Stalin’s death in March 1953 marked the beginning of the protracted crisis and death agony of the bureaucratic regime. In 1956 Khrushchev’s secret speech exposed Stalin as a mass murderer. By this time, Deutscher’s first volume had been published, and it contributed enormously to a renewed interest in the life of Stalin’s implacable adversary. The second volume came out in 1959 and the third in 1963. The political radicalization of youth had, by this point, begun. The reading of Deutscher’s trilogy became a major generational experience.

At this point, I must speak of my own experience: I was in Washington in November 1969. A mass demonstration had been called against the Vietnam War. By this time, virtually nothing remained of my earlier hopes that the Democratic Party represented a progressive, let alone socialist, opposition to imperialism. On the eve of the mass rally, I witnessed a demonstration outside the White House. The protestors marched around the Presidential residence holding candles in their hands. The scene struck me as utterly futile. Did the protestors really believe that the candles would awaken Nixon’s conscience?
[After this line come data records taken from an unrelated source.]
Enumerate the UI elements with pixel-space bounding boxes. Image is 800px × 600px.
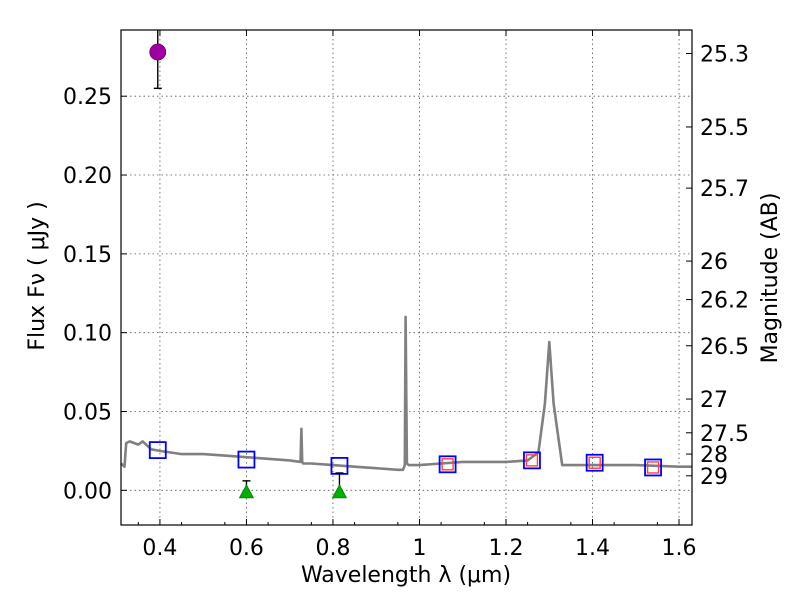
grid-layer bbox=[121, 30, 692, 525]
y-tick-label: 0.25 bbox=[63, 85, 112, 110]
model-photometry-marker bbox=[237, 450, 256, 469]
y2-tick-label: 28 bbox=[700, 443, 728, 468]
y-tick-label: 0.15 bbox=[63, 243, 112, 268]
plot-frame bbox=[120, 29, 693, 526]
y2-tick-label: 26.5 bbox=[700, 335, 749, 360]
x-tick-label: 0.8 bbox=[315, 536, 350, 561]
observed-photometry-marker bbox=[588, 456, 601, 469]
y2-axis-label: Magnitude (AB) bbox=[758, 193, 783, 364]
y-tick-label: 0.05 bbox=[63, 400, 112, 425]
y-tick-label: 0.00 bbox=[63, 479, 112, 504]
x-tick-label: 0.4 bbox=[142, 536, 177, 561]
observed-photometry-marker bbox=[646, 461, 660, 474]
x-tick-label: 0.6 bbox=[229, 536, 264, 561]
x-tick-label: 1.2 bbox=[488, 536, 523, 561]
x-tick-label: 1.6 bbox=[662, 536, 697, 561]
upper-limit-marker bbox=[238, 484, 255, 499]
detection-marker bbox=[149, 43, 167, 61]
upper-limit-marker bbox=[331, 484, 348, 499]
x-axis-label: Wavelength λ (μm) bbox=[301, 563, 511, 588]
model-photometry-marker bbox=[644, 458, 662, 477]
model-photometry-marker bbox=[523, 451, 541, 470]
y2-tick-label: 29 bbox=[700, 465, 728, 490]
observed-photometry-marker bbox=[441, 458, 454, 471]
series-layer bbox=[120, 30, 692, 499]
y2-tick-label: 27.5 bbox=[700, 422, 749, 447]
x-tick-label: 1.4 bbox=[575, 536, 610, 561]
y-tick-label: 0.20 bbox=[63, 164, 112, 189]
y-axis-label: Flux Fν ( μJy ) bbox=[25, 201, 50, 350]
y2-tick-label: 25.7 bbox=[700, 177, 749, 202]
y-tick-label: 0.10 bbox=[63, 322, 112, 347]
model-photometry-marker bbox=[438, 455, 457, 474]
model-photometry-marker bbox=[585, 453, 604, 472]
axes-layer: 0.4 0.6 0.8 1 1.2 1.4 1.6 0.00 0.05 0.10 0.15 0.20 0… bbox=[63, 29, 749, 561]
y2-tick-label: 26.2 bbox=[700, 289, 749, 314]
model-photometry-marker bbox=[148, 441, 167, 460]
x-tick-label: 1 bbox=[412, 536, 426, 561]
y2-tick-label: 27 bbox=[700, 388, 728, 413]
y2-tick-label: 26 bbox=[700, 250, 728, 275]
y2-tick-label: 25.3 bbox=[700, 42, 749, 67]
observed-photometry-marker bbox=[525, 454, 539, 467]
model-spectrum-line bbox=[120, 315, 692, 472]
y2-tick-label: 25.5 bbox=[700, 116, 749, 141]
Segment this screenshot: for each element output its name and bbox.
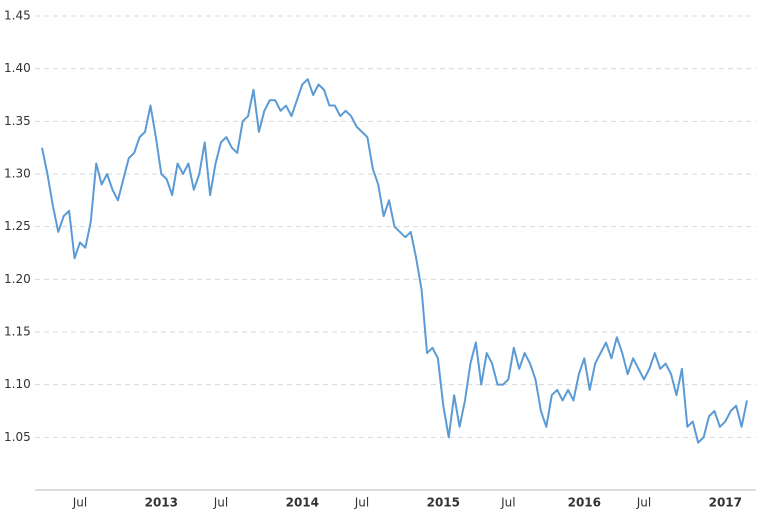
x-tick-label: Jul [213,496,228,510]
x-tick-label: Jul [500,496,515,510]
x-tick-label: Jul [354,496,369,510]
y-tick-label: 1.05 [4,430,31,444]
y-tick-label: 1.10 [4,377,31,391]
y-tick-label: 1.45 [4,9,31,23]
x-tick-label: Jul [636,496,651,510]
x-tick-label: 2017 [709,496,742,510]
y-tick-label: 1.30 [4,167,31,181]
y-tick-label: 1.20 [4,272,31,286]
line [41,78,748,444]
y-tick-label: 1.40 [4,61,31,75]
x-tick-label: 2015 [427,496,460,510]
x-tick-label: Jul [72,496,87,510]
x-tick-label: 2014 [286,496,319,510]
x-tick-label: 2013 [145,496,178,510]
y-tick-label: 1.25 [4,219,31,233]
x-tick-label: 2016 [568,496,601,510]
y-tick-label: 1.35 [4,114,31,128]
y-tick-label: 1.15 [4,325,31,339]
Across the street from the White House on Pennsylvania Avenue, I found a bookstore. A book attracted my attention. Its cover carried the photo of a young man, whose eyes gazed out confidently through a set of pince-nez. The book’s title was The Prophet Armed. I bought the book, began reading it that night, and could hardly allow myself to put it down until I had completed it. That was the beginning of what was to become a life-long engagement with the life and ideas of Leon Trotsky.
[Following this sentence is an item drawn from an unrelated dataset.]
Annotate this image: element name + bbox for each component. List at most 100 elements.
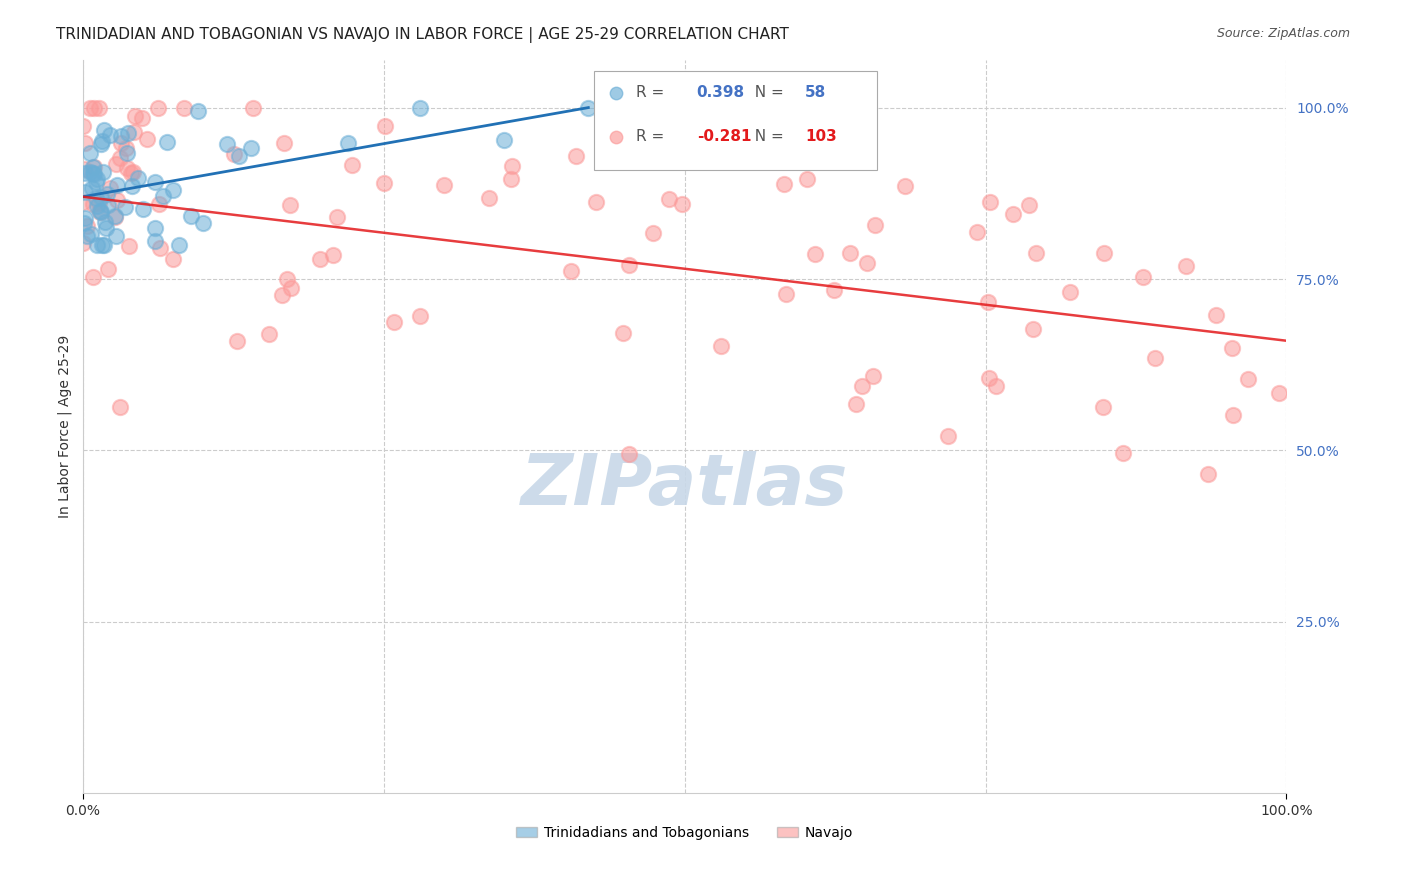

Wherein lay the power of Deutscher’s biography? Without question, Deutscher was a masterful writer—whose command of the English language recalls that of his great compatriot, Joseph Conrad. But Deutscher’s great achievement was his re-creation—on the basis of the historical record—of Trotsky’s towering revolutionary persona, as a writer, artist, orator, military leader, political strategist, socialist visionary and, yes, human being. The drama and tragedy of the October Revolution and its reflection in the life of its greatest figure found powerful expression in the pages of Deutscher’s biography. However, to describe the work as an uncritical exercise in hagiography is utterly false. As a matter of fact, a substantial portion of Deutscher’s biography—particularly its final volume—is devoted to an increasingly emphatic exposition of the author’s deep and irreconcilable political differences with many critical aspects of Trotsky’s political perspective.
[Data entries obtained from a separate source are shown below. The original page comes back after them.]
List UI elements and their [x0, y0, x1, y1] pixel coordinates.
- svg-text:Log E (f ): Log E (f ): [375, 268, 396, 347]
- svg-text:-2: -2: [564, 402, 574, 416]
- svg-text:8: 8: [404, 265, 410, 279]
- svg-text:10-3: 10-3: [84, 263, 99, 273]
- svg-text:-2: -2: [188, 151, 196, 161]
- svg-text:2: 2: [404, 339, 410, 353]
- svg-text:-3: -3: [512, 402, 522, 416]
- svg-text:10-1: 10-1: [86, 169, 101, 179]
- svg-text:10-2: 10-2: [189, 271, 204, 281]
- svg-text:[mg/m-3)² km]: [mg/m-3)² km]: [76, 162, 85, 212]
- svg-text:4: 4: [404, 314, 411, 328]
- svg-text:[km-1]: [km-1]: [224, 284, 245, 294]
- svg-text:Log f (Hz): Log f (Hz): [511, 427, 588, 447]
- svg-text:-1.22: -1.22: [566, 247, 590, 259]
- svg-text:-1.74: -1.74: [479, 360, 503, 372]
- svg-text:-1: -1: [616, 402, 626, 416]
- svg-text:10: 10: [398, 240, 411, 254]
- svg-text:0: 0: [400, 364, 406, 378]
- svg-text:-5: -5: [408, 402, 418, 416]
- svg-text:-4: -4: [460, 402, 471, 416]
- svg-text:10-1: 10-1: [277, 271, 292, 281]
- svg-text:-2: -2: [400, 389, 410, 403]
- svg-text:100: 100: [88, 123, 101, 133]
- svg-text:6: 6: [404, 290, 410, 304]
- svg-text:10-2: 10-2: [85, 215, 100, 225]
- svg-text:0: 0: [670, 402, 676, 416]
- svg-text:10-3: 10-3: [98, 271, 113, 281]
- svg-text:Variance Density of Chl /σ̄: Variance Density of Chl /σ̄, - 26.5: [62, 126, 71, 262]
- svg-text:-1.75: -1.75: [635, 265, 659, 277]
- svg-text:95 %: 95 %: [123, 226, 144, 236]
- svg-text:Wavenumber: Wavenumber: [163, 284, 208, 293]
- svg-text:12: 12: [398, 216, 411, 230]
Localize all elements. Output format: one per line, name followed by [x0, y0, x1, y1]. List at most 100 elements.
Notwithstanding Deutscher’s criticisms, he left his readers in no doubt of Trotsky’s immense and enduring historical significance. Those who wished to understand the Russian Revolution, the twentieth century, and, beyond that, the historical destiny of mankind, had to engage themselves with the ideas of Leon Trotsky. At the end of his great work, Deutscher left his readers with the conviction that Trotsky’s life represented a harbinger of a better and more humane world, a world in which the great ideals that had inspired the Russian Revolution would finally be realized. He understood Trotsky as a Promethean figure who, though overcome in his own lifetime by the overwhelming force of reaction, would find vindication in the ultimate triumph of his ideals. And Deutscher closed his biography with a quote from the final stanza from Shelley’s Prometheus Unbound:

To defy Power, which seems omnipotent;
To love, and bear; to hope till Hope creates
From its own wreck the thing it contemplates;
Neither to change, nor falter, nor repent;
This, like thy glory, Titan, is to be
Good, great and joyous, beautiful and free;
This is alone Life, Joy, Empire, and Victory.

In the presence of these noble sentiments, so appropriate to Trotsky’s life and historical role, what is left of Professor Service’s petty and spiteful work?